I felt my stomach turn ice cold, and the tiny hairs on the back of my neck and my arms stood up on end at the sound of the voice. It wasn’t David. It was Andrew, and the way he was knocking again, it didn’t sound like he was in any hurry to give up and leave without talking to me.
“I know you’re in there. Please talk to me, baby. I love you,” Andrew shouted.
Yeah, sure. He loved me so much that he cheated on me. Wasn’t I just the luckiest girl in the world?
I was debating whether to tell him to go away or whether to just slink away quietly and ignore the pounding on the door, but then the knocking changed in its intensity, and the door rattled slightly in its frame. I realized that Andrew was no longer just knocking loudly. No, now he was kicking the door. That made me angry, and before I could think through whether it was a good idea or not, I was yelling at him.
“Stop that right now, you fucking lunatic,” I yelled.
The kicking stopped, and there was silence for a moment.
“Stella? Open the door,” Andrew said finally.
His voice was quieter now, more reasonable, but I still wasn’t going to open that door. That wasn’t going to happen.
“No. I have nothing to say to you,” I said.
“Then just listen to me. I know I fucked up, but I love you, and I know that you love me too,” he said.
“Are you insane?” I shouted, shocked that he could even think such a thing. “Any love I felt for you died the moment you fucked that whore. I’m married now, Andrew. I want you to leave me alone.”
“Married?” Andrew said.
“Yes,” I replied.
“You got married?” he repeated, louder this time. “Are you shitting me? Who the fuck is he? What right does he have to be touching my woman?”
I opened my mouth to respond, to tell him that I was not his woman and he needed to leave, but he started to kick the door so hard I was genuinely afraid he was going to kick it down.

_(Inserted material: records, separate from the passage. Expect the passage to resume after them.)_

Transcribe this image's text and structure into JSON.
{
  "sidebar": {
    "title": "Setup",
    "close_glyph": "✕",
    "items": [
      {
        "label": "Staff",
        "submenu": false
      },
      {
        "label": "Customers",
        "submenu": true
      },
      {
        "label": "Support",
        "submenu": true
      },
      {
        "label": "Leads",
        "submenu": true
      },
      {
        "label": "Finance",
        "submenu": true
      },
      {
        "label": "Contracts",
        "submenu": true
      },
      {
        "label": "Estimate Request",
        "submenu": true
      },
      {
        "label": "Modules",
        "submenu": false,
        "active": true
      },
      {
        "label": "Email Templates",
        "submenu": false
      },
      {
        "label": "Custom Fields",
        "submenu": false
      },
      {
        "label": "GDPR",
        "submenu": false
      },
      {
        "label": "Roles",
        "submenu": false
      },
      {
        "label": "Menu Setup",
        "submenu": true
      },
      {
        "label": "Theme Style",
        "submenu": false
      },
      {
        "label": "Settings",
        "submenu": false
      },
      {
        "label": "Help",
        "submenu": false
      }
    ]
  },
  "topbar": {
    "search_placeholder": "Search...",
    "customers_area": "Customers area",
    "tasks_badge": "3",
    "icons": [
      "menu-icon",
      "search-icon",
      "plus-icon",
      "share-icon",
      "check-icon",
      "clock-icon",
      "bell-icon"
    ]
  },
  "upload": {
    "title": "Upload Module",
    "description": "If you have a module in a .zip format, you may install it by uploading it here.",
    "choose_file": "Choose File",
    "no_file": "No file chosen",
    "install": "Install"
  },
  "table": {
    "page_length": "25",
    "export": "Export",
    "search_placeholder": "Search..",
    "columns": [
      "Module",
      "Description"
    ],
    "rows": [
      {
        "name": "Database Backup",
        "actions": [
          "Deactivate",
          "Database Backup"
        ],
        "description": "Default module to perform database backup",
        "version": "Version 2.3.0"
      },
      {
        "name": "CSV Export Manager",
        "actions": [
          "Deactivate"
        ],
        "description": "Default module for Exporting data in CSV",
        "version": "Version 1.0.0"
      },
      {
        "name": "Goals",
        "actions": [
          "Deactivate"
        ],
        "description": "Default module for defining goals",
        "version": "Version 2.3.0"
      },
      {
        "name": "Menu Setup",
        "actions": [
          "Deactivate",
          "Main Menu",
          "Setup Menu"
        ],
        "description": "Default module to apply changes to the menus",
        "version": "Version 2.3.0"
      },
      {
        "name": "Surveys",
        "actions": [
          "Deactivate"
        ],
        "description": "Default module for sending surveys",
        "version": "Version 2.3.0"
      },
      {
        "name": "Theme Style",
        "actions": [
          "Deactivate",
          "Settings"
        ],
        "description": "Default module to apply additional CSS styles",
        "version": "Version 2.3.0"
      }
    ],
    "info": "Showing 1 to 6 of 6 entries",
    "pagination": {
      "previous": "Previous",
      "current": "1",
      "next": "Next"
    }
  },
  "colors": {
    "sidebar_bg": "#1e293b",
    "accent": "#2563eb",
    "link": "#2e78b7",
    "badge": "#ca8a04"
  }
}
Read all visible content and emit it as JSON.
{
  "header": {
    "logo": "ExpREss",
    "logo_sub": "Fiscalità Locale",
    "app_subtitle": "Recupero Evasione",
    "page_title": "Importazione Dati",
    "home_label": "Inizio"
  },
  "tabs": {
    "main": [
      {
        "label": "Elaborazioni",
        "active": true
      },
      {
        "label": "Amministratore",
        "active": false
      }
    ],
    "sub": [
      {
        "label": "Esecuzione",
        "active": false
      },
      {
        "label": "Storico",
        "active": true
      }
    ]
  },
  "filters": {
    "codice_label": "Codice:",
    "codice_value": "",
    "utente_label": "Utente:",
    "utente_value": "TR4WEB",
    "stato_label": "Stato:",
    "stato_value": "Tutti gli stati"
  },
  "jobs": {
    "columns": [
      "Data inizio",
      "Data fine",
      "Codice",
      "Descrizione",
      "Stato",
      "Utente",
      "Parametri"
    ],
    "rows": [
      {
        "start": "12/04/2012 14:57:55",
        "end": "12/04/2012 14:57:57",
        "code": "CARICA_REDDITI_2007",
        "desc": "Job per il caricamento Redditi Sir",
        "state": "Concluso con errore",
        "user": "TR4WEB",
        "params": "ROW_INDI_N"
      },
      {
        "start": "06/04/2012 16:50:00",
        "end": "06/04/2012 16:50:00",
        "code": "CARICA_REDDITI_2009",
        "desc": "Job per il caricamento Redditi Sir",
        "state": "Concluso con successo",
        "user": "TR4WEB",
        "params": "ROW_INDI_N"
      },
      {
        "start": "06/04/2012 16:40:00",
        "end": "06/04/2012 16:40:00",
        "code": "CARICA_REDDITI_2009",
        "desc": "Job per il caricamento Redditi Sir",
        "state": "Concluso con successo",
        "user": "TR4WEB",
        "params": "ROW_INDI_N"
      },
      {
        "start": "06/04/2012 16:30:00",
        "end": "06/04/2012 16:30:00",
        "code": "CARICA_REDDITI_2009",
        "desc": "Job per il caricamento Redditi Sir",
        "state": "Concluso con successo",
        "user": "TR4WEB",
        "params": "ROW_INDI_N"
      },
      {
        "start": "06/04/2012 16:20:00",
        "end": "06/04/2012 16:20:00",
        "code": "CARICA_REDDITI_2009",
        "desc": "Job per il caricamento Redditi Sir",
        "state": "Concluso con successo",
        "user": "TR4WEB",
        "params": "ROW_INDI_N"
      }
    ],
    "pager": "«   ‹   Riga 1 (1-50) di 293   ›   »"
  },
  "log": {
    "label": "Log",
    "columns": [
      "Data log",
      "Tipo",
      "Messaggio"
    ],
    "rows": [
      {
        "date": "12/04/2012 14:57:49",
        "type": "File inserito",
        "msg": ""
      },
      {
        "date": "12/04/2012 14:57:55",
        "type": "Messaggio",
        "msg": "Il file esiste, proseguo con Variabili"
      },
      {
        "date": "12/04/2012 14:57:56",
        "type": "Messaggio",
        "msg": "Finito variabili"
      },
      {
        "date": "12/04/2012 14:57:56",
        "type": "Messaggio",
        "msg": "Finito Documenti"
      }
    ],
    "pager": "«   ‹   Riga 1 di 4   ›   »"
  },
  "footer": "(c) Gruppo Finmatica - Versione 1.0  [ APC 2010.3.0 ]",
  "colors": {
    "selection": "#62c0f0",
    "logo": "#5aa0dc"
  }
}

I snatched my cell phone from my pocket. “I’m calling nine-one-one if you don’t leave by the count of three,” I said in a moment’s pause between kicks. I dialed the number and waited, my thumb hovering over the call icon. “One … two … three.”
I waited, listening. Andrew was no longer kicking the door, but that didn’t necessarily mean that he had gone. I moved closer to the door, hardly daring to breathe, and I peered out through the peephole. The area in front of the door was clear. I looked further afield and saw that the garden and the driveway were clear too. I breathed a sigh of relief. He had gone. At least for now.
I backed away from the front door, but I stayed in the hallway. I knew it was stupid, but I felt like if I stayed there, Andrew wouldn’t come back. On the flip side, I thought if I moved, I would be letting him creep back without my knowledge.
The relief I felt at seeing that Andrew had gone was short lived. It was soon replaced by a dark, foreboding feeling that ate away at me. I didn’t like this new development one little bit. Andrew coming to the house meant that he knew where I lived even after I’d moved from my old address. And if he had turned up here once, I knew that he wouldn’t hesitate to do it again. A shiver went through me at the thought of that, and I knew I would have to tell David what had happened. He would be so angry, but I couldn’t keep this from him, not now that Andrew knew where we lived.
There was always a chance that David would find out some other way, that Andrew himself might come back and say he had been here before. If that happened, I would look guilty simply because I had kept the visit from David. I also knew I had no other way of explaining the damage to the front door – there had to be marks where Andrew had been kicking it.